Item Open Access IS HUMAN PREDATION ON OTHER SPECIES AN ACCOMMODATION OF THE FALL OF CREATION OR PART OF GOD’S INTENDED PLAN FOR CREATION?(2021) Sandoval, Joseph ArmandoThe scriptural witness has indications that it is acceptable to kill animals for food but also indicates that originally human beings were vegetarians and will be yet again when this world is claimed as part of God’s kingdom. This thesis offers a theological analysis of the practice of humans eating animals. Is it an accommodation of humanity’s fallenness after their expulsion from the Garden? Or is it part of God’s design for the world? An in-depth look at the whole of scripture is employed for arguing both sides. Additionally, the thesis offers comparative analysis of a variety of theological approaches to animal rights and animal welfare. The thesis considers scientific revelations about animal’s cognitive abilities for language and problem solving, as well as recent studies on animal grief in order to re-assess the underlying question of ethical relationship between animals and humans. The thesis argues that God has put humanity in a set of circumstances which are meant to encourage understanding of animals as part of its own growth.

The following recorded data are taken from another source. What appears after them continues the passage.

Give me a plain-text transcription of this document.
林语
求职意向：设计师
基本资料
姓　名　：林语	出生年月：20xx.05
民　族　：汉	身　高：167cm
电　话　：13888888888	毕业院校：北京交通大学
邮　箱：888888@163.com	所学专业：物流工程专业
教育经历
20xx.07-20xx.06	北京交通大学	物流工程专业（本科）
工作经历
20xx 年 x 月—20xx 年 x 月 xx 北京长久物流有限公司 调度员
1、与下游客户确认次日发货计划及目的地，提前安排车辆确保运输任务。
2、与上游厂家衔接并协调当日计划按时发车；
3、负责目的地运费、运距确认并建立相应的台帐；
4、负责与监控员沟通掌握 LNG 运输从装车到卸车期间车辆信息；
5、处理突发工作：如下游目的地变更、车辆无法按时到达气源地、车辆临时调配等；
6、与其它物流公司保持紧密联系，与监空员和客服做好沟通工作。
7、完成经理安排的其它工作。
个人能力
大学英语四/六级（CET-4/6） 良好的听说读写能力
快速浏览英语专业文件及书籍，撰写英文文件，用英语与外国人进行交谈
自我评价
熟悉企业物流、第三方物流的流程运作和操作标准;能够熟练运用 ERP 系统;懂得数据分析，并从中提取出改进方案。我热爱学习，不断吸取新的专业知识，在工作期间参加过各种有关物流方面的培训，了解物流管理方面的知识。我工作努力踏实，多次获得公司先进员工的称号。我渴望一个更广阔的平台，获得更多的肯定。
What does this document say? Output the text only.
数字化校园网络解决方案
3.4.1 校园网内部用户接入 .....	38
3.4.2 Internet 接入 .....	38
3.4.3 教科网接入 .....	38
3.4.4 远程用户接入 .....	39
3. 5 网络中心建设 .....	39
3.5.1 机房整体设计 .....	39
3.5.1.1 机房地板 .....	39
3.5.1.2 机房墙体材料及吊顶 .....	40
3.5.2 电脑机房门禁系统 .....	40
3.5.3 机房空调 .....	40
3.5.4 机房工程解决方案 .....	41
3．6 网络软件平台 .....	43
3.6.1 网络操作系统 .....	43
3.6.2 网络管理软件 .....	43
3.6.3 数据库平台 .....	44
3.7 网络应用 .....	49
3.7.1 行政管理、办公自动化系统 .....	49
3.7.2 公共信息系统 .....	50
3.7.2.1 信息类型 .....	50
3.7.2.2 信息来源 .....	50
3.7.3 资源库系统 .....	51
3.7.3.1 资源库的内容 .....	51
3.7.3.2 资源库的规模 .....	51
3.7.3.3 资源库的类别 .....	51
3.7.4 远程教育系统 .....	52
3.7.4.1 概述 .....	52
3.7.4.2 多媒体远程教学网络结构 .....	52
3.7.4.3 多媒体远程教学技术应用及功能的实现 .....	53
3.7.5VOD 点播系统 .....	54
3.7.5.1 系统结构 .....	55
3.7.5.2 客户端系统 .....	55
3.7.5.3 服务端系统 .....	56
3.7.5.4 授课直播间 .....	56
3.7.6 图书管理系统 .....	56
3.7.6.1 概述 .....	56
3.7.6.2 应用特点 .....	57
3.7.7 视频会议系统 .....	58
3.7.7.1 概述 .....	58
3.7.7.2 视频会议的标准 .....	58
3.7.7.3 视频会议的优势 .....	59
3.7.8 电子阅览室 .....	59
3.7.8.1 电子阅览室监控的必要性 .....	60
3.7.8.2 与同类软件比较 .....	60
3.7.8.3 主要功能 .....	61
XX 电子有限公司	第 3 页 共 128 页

Specifically, human growth toward the role of being a stewards of creation, that is to say nurturers and not exploiters of God’s creatures. Fallenness is not the issue. But growth is. Thus the provision that allows humanity to kill and eat animals is afforded, while humans still require the ability to kill animals for their own sustenance. What awaits is a time when humanity and animals are in peaceful community with each other, with no death or violence in the world and a full realization of the image of God in humanity.